18 There is also an issue as to whether the interest which would be payable on the judgment debt if it remained in the plaintiff's favour would be recoverable under the policy or whether it would be within the cap on the policy, so that if the cap has already been reached it may not be payable by LawCover.
19 Ms Swart sought to argue that there was an amount of some $70,000 which would fall into that category of potential prejudice if the payment were not made forthwith. In my view that is an exaggeration, because one does need to take into account the proposal that the amount be deposited in an interest bearing account and that the account itself would bear interest for the benefit of the ultimate recipient of the judgment debt. That is, Mr Davies confirms, the intention of the proposed payment and I take that to be the ultimate result of the deposit which is proposed.
20 If in fact the cap has been reached, then the fact that there will be additional amounts expended which will not be recoverable either by way of costs or otherwise is not a matter which is going to be affected one way or the other by the time at which the payment is made.
21 I return to the circumstances involving Mr Carr. I am satisfied that Mr Carr will not be able to meet the judgment debt if it is to be enforced at the present time and that he will probably go into bankruptcy as a result of attempts to enforce it. Ultimately, of course, that makes the recovery from LawCover the critical issue so far as Mr Swart is concerned. There may be doubt as to the merit of the appeal brought by Mr Carr. I do not need to consider whether the claim in relation to Mr Carr was properly decided or whether his appeal has a real prospect of success. In the present circumstances the question, as I would understand it, is ultimately whether the appeal brought by LawCover is arguable. That turns upon a reasonably short question as to whether the policy responded to the circumstances of the claim.
22 In my view that point is arguable and hence, for that reason, it is correct to say that if the payment by LawCover at this stage runs a risk of being unrecoverable, then the purpose of the appeal runs the risk of being thwarted.

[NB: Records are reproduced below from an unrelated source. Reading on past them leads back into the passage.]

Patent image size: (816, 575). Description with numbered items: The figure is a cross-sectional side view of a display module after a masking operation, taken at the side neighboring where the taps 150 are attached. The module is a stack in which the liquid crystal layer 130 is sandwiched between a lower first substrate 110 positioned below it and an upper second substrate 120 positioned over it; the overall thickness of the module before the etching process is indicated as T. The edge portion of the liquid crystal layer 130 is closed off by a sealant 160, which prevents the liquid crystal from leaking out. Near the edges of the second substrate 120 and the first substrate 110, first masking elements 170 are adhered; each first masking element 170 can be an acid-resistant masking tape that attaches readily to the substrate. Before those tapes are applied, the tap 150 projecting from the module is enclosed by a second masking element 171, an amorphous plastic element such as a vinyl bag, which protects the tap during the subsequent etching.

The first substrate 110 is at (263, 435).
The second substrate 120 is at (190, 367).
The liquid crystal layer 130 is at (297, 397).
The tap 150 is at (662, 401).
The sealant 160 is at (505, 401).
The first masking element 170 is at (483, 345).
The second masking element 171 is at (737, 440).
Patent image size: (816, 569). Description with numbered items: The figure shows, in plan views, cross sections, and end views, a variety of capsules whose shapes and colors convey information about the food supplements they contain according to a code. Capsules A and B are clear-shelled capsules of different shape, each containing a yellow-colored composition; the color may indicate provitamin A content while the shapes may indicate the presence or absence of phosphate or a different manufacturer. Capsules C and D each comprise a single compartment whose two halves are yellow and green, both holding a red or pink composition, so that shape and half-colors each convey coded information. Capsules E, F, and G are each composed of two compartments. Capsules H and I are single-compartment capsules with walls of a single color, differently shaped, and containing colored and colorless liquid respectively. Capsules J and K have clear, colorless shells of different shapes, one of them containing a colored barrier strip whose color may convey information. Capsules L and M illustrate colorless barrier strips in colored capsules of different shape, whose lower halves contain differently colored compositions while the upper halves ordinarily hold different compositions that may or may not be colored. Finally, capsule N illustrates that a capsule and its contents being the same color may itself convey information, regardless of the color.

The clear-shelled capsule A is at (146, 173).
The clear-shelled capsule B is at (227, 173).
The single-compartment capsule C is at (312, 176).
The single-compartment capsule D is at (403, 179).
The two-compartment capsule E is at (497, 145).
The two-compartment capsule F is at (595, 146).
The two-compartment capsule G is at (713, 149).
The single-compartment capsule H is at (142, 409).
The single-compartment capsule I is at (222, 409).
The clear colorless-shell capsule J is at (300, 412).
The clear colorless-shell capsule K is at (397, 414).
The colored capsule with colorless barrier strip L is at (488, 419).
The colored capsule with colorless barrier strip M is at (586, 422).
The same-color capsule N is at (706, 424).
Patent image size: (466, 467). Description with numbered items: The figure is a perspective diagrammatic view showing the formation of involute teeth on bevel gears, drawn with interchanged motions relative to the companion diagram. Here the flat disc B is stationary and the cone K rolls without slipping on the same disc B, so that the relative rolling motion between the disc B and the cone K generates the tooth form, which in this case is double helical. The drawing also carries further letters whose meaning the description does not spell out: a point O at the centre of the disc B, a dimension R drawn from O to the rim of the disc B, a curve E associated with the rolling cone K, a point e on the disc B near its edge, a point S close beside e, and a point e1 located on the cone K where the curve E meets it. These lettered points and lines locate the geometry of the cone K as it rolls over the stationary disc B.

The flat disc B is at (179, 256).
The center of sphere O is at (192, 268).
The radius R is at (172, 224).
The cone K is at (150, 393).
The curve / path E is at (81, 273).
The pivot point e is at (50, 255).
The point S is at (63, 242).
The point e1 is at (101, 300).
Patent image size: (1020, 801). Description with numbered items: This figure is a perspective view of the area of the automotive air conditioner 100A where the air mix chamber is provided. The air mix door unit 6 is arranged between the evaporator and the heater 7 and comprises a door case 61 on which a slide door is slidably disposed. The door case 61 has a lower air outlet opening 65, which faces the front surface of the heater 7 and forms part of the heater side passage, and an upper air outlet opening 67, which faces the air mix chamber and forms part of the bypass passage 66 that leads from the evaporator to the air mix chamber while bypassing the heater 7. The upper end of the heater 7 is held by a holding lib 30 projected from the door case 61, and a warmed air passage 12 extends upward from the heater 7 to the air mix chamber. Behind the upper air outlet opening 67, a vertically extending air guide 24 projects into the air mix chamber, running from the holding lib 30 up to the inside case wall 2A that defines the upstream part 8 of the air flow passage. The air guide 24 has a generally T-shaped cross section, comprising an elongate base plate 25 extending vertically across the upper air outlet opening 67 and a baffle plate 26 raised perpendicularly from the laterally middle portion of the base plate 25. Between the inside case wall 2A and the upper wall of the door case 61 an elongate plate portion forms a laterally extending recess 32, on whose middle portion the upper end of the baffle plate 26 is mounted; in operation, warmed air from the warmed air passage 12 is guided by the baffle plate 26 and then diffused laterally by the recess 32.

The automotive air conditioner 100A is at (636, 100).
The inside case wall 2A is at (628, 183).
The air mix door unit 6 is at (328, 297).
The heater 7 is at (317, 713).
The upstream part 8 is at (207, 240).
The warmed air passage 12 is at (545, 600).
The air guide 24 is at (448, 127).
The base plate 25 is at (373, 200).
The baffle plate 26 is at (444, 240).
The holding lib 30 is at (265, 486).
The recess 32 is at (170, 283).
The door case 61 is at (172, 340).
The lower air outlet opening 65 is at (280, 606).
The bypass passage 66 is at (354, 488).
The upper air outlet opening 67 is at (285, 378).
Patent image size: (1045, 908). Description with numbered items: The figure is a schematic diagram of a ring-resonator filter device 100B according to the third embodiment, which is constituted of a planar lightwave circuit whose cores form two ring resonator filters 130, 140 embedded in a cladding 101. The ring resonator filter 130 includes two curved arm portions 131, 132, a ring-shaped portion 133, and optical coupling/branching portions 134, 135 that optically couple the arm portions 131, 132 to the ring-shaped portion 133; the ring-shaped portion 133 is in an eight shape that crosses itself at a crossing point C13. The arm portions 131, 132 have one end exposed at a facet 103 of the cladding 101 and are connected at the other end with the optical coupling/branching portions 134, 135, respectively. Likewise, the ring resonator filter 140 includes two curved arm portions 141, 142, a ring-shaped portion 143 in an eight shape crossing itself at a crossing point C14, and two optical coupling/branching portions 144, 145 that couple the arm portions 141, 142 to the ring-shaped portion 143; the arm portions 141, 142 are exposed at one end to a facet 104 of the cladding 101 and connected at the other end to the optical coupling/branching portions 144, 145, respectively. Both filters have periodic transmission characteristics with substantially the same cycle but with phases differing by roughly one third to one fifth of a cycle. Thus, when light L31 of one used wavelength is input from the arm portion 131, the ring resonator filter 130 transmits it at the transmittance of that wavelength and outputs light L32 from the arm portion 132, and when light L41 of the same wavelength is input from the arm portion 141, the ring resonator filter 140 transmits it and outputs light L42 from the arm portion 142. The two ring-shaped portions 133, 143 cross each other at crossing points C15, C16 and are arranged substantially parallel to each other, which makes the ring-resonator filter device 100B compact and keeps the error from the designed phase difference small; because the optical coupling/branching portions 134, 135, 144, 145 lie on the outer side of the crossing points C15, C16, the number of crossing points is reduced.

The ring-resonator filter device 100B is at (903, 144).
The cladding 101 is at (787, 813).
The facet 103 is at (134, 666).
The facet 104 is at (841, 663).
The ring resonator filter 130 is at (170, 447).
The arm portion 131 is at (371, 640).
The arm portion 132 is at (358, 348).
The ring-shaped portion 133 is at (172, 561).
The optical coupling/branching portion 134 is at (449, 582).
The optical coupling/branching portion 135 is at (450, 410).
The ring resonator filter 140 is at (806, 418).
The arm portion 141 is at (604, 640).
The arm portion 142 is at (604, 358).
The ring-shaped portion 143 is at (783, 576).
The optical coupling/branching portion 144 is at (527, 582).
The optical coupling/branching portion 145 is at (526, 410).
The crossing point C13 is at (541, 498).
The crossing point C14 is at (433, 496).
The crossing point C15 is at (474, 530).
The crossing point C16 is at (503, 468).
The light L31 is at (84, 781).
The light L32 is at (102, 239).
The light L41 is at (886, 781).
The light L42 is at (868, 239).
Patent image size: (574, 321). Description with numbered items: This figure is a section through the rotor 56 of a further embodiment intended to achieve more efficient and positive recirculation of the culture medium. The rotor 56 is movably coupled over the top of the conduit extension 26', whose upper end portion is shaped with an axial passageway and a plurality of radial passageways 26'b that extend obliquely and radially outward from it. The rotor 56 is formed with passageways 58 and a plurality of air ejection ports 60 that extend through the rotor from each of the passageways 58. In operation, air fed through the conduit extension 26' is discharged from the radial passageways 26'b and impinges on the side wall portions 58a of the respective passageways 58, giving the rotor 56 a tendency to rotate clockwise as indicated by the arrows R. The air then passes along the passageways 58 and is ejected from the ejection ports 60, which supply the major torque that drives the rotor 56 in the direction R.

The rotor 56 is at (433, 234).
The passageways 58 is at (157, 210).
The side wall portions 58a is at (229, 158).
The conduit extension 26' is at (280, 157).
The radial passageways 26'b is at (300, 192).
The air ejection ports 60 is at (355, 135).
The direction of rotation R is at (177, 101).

23 That being the case, and given my concerns in relation to the ability of Mr Swart ultimately to repay the money if it were paid now, I am of the view that the stay should be granted on the terms which LawCover proposes.
24 In saying that, I should make it clear that I do not intend to suggest any undue or inappropriate business conduct would be likely on the part of Mr Swart. The Court was taken to evidence concerning the movement of funds out of South Africa when Mr Swart and his wife came to this country, and the suggestion was implicit in the tender of that evidence that he might be willing to move funds out the country for his own financial benefit even if that might give rise to a risk that those who were properly entitled to those funds at a later date might not be paid. I do not draw that inference, nor do I draw the inference that Mr and Mrs Swart are so impecunious that the amount would not be capable of being repaid if it were provided to them, because they would dissipate. The basis of my conclusion is that they have demands, both of their companies and of the litigation itself, which might well give rise to a significant proportion of the money being put to other uses from which it might not be readily recoverable. It is for those reasons that I would grant the stay on the conditions that I have said.